Refund and dispute resolution
Chargeback and refund request journey from initiation to resolution.
Refunds and chargebacks are business realities, but the process to handle them is rarely documented. This template maps the two entry points — a customer requesting a refund directly versus a chargeback initiated by their bank — and the decisions and actions unique to each: refund requests go through a validity check and customer contact; chargebacks trigger evidence gathering and bank communication. Both paths funnel to an outcome: approval or denial, win or loss.

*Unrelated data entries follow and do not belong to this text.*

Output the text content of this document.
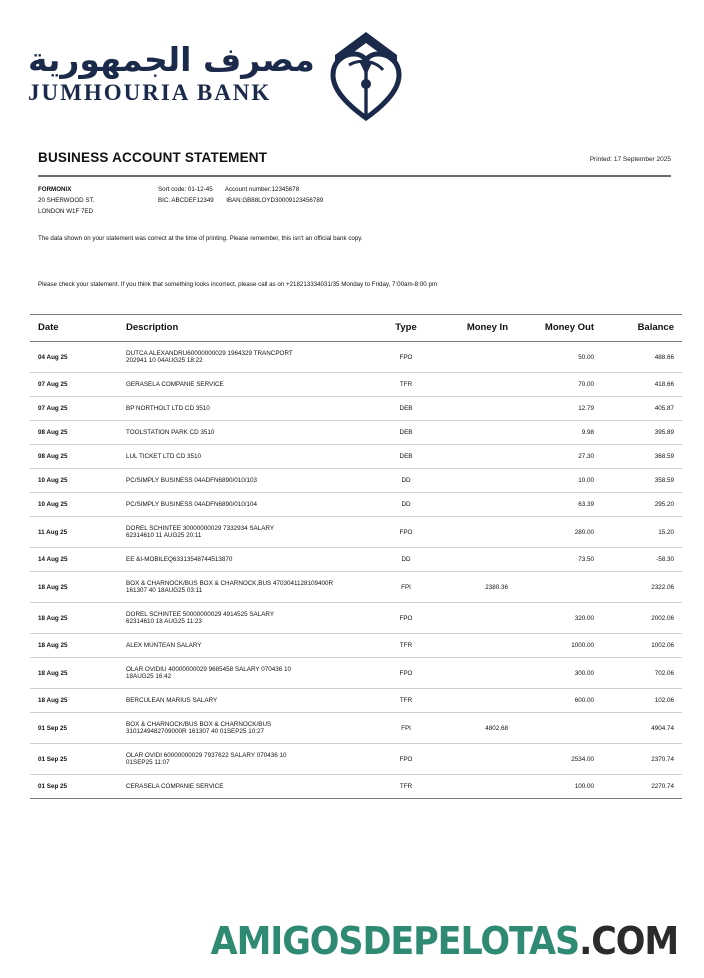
مصرف الجمهورية
JUMHOURIA BANK
BUSINESS ACCOUNT STATEMENT	Printed: 17 September 2025
FORMONIX
20 SHERWOOD ST.
LONDON W1F 7ED
Sort code: 01-12-45 Account number:12345678
BIC: ABCDEF12349 IBAN:GB88LOYD30009123456789
The data shown on your statement was correct at the time of printing. Please remember, this isn't an official bank copy.
Please check your statement. If you think that something looks incorrect, please call as on +218213334031/35 Monday to Friday, 7:00am-8:00 pm
Date	Description	Type	Money In	Money Out	Balance
04 Aug 25	DUTCA ALEXANDRU60000000029 1964329 TRANCPORT
202941 10 04AUG25 18:22	FPO		50.00	488.66
07 Aug 25	GERASELA COMPANIE SERVICE	TFR		70.00	418.66
07 Aug 25	BP NORTHOLT LTD CD 3510	DEB		12.79	405.87
08 Aug 25	TOOLSTATION PARK CD 3510	DEB		9.98	395.89
08 Aug 25	LUL TICKET LTD CD 3510	DEB		27.30	368.59
10 Aug 25	PC/SIMPLY BUSINESS 04ADFN6890/010/103	DD		10.00	358.59
10 Aug 25	PC/SIMPLY BUSINESS 04ADFN6890/010/104	DD		63.39	295.20
11 Aug 25	DOREL SCHINTEE 30000000029 7332934 SALARY
62314610 11 AUG25 20:11	FPO		280.00	15.20
14 Aug 25	EE &I-MOBILEQ63313548744513870	DD		73.50	-58.30
18 Aug 25	BOX & CHARNOCK/BUS BOX & CHARNOCK,BUS 4703041128109400R
161307 40 18AUG25 03:11	FPI	2380.36		2322.06
18 Aug 25	DOREL SCHINTEE 50000000029 4914525 SALARY
62314610 18 AUG25 11:23	FPO		320.00	2002.06
18 Aug 25	ALEX MUNTEAN SALARY	TFR		1000.00	1002.06
18 Aug 25	OLAR OVIDIU 40000000029 9685458 SALARY 070436 10
18AUG25 16:42	FPO		300.00	702.06
18 Aug 25	BERCULEAN MARIUS SALARY	TFR		600.00	102.06
01 Sep 25	BOX & CHARNOCK/BUS BOX & CHARNOCK/BUS
3101249482709000R 161307 40 01SEP25 10:27	FPI	4802.68		4904.74
01 Sep 25	OLAR OVIDI 60000000029 7937622 SALARY 070436 10
01SEP25 11:07	FPO		2534.00	2370.74
01 Sep 25	CERASELA COMPANIE SERVICE	TFR		100.00	2270.74
AMIGOSDEPELOTAS.COM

The diagram distinguishes the two flows because they have different SLAs (refunds might have a 30-day window, chargebacks come with a 10-day response deadline) and require different teams (customer service for refunds, finance for chargebacks, legal for disputes). Once your team can see the split, you can measure how many disputes you lose, where evidence gaps are, and whether your refund policy needs tightening.
When to use this template
- Finance and customer service playbooks — post this in your refund policy so finance and support know the exact steps, deadlines, and escalation path for each dispute type.
- Chargeback metrics and prevention — measure chargeback rate, average time-to-evidence-submission, and dispute-win ratio. A rising chargeback rate indicates you need tighter refund eligibility or better proof-of-delivery.
- Scaling customer success — as your customer base grows, a documented refund process saves customer service from re-inventing the policy on every request, and prevents losing disputes due to missed deadlines.
How to adapt it
Customize the flow for your specific products and policies:
- Add refund window checks — after "Reason valid?", add a decision "Within refund window?" that blocks very old requests before contacting the customer.
- Split by product type — subscriptions, one-time purchases, and usage-based billing might have different refund eligibility rules; fork the flow early to handle each separately.
- Add escalation thresholds — if a refund exceeds $X, route to a manager for approval before processing; if a chargeback comes from a repeat disputer, route to fraud review.
The visual editor lets you add branches and loops without writing YAML — trace through your exact policy visually, then export the clean Mermaid code for your ops documentation.
Mermaid code
Copy it anywhere Mermaid is supported — GitHub, Notion, or your docs.
flowchart TD
A[Refund request or chargeback received] --> B{Type?}
B -->|Refund request| C[Contact customer]
B -->|Chargeback| D[Notify acquiring bank]
C --> E{Reason valid?}
E -->|No| F[Deny refund]
E -->|Yes| G[Process refund]
D --> H{Provide evidence?}
H -->|Yes| I[Submit evidence to bank]
H -->|No| J[Lose dispute]
F --> K[Send denial]
G --> L[Issue payment]
I --> M{Bank rules?}
M -->|Yes| N[Dispute won]
M -->|No| J
J --> O[Chargeback deducted]
K --> P[End]
L --> P
N --> P
O --> P
Frequently asked questions
- What is the difference between a refund and a chargeback?
- A refund is a customer request to your business asking for their money back — you can approve, deny, or negotiate. A chargeback is the customer's bank or card issuer reversing the charge without asking permission — you only get a chance to respond with evidence after the fact. Chargebacks carry higher fees and damage your chargeback ratio.
- Why does this diagram show 'Deny refund' as an option?
- Many SaaS and service businesses decline refunds if the customer used the service or the request comes after a refund window closed. The diagram models a decision — refunds aren't automatic. Showing that path makes the policy explicit and gives customer service agents a clear decision tree.
- What evidence should we submit to the bank in a chargeback dispute?
- Transaction IDs, customer agreement and terms of service they accepted, delivery/download receipts if digital, proof of service delivery (logs, API calls showing usage), and any communication from the customer acknowledging the purchase. The more contemporaneous records you have, the better your odds of winning the dispute.
- How do I extend this for different product types or regions?
- Add branches after 'Type?' to handle subscriptions, one-time purchases, or digital goods separately — each might have different refund windows. Or add a region check that routes EU transactions through their different chargeback rules. The visual editor lets you fork the flow without writing syntax.